Students adapting faster in changing times

By the end of 2013 technology will still be advancing and doubling every three years.

By the end of 2013 technology will still be advancing and doubling every three years. It is the duty of schools to prepare their students to enter and succeed in this rapidly changing world.

Technology and societal trend projections are calculated according to Moore’s Law and International Technology Roadmap for Semiconductors.

Internet and social media sites are aspects of technology readily available and common to students.

“One of the things that is becoming very, very apparent . . . is social media is becoming very important in how students learn and interact with each other,” said Wolf Creek Public Schools (WCPS) superintendent Larry Jacobs.

WCPS works at teaching students about the conveniences and pitfalls of the digital world.

Jacobs says schools are looking at how to create powerful learning environments and “how to move forward with dealing with new problems and new events.”

The Internet creates a vast vat of knowledge for students to access and schools divisions want to focus students’ use of the newly gained knowledge to become critical thinkers.

WCPS uses a 12-component model that outlines specifics teachers need to take into consideration when building a learning environment. “That’s a very powerful tool,” said Jacobs.

“When I became a teacher in the 1970s my primary teaching strategy was the lecture.” Students would take notes and sometimes there would be a follow up activity such as a worksheet.

Jacobs says teachers would take these worksheets as a sign the students understood the lesson. Schools now realize students need to be engaged on different levels and teachers are gravitating toward using real world problems and examples as teaching methods.

However, one challenge the Internet leaves schools is making students realize not everything there is well prepared or factual.

“It’s a mile wide and an inch deep,” explained Jacobs, who wants WCPS students to approach the Internet with a philosophy to be discriminatory on commentary.

But, the easy access to the Internet renders it a powerful learning opportunity for students.

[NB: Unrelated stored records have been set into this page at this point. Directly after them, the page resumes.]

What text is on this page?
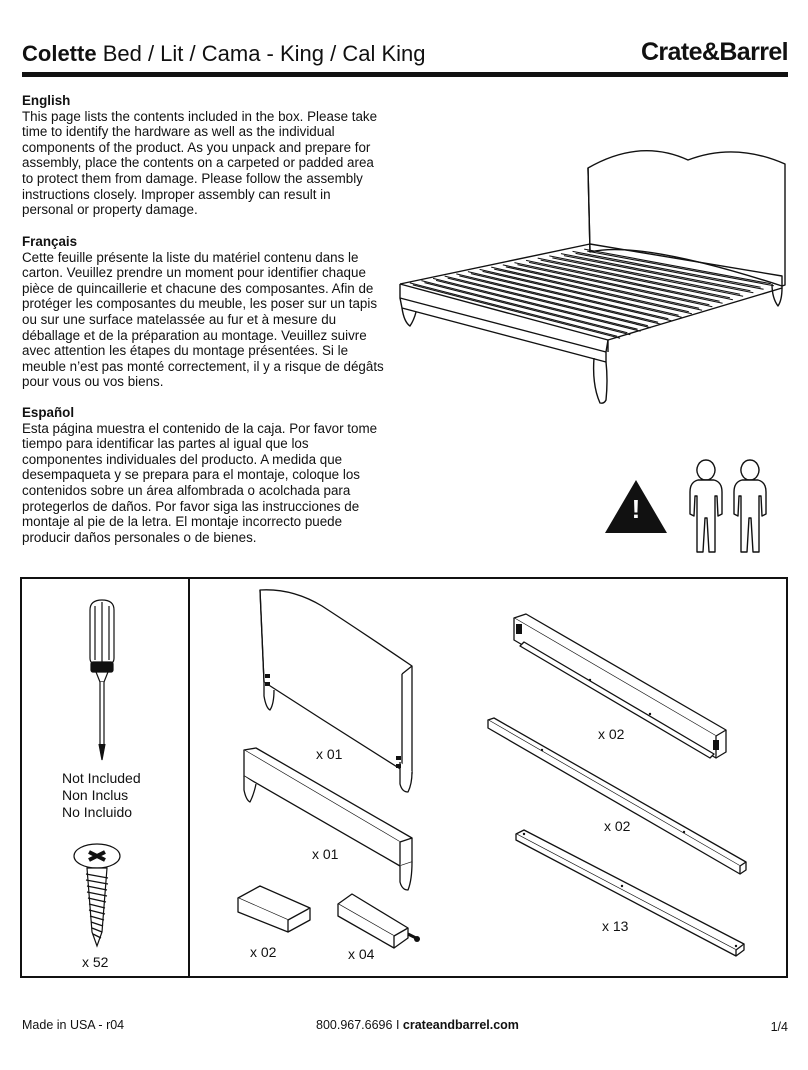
Colette Bed / Lit / Cama - King / Cal King	Crate&Barrel
English

This page lists the contents included in the box. Please take time to identify the hardware as well as the individual components of the product. As you unpack and prepare for assembly, place the contents on a carpeted or padded area to protect them from damage. Please follow the assembly instructions closely. Improper assembly can result in personal or property damage.

Français

Cette feuille présente la liste du matériel contenu dans le carton. Veuillez prendre un moment pour identifier chaque pièce de quincaillerie et chacune des composantes. Afin de protéger les composantes du meuble, les poser sur un tapis ou sur une surface matelassée au fur et à mesure du déballage et de la préparation au montage. Veuillez suivre avec attention les étapes du montage présentées. Si le meuble n’est pas monté correctement, il y a risque de dégâts pour vous ou vos biens.

Español

Esta página muestra el contenido de la caja. Por favor tome tiempo para identificar las partes al igual que los componentes individuales del producto. A medida que desempaqueta y se prepara para el montaje, coloque los contenidos sobre un área alfombrada o acolchada para protegerlos de daños. Por favor siga las instrucciones de montaje al pie de la letra. El montaje incorrecto puede producir daños personales o de bienes.

!
Not Included
Non Inclus
No Incluido
x 52
x 01
x 01
x 02	x 04
x 02
x 02
x 13
Made in USA - r04	800.967.6696 I crateandbarrel.com	1/4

Some teachers have taken to putting their lessons online and students can even watch virtual dissections with added commentary. With the Internet students don’t have to depend solely on classroom time for learning.

Jacobs says students are reaching out and becoming their own society on the Internet. This allows them to interact with each other in an even more transparent way, through blogs or forums, on an ongoing educational basis.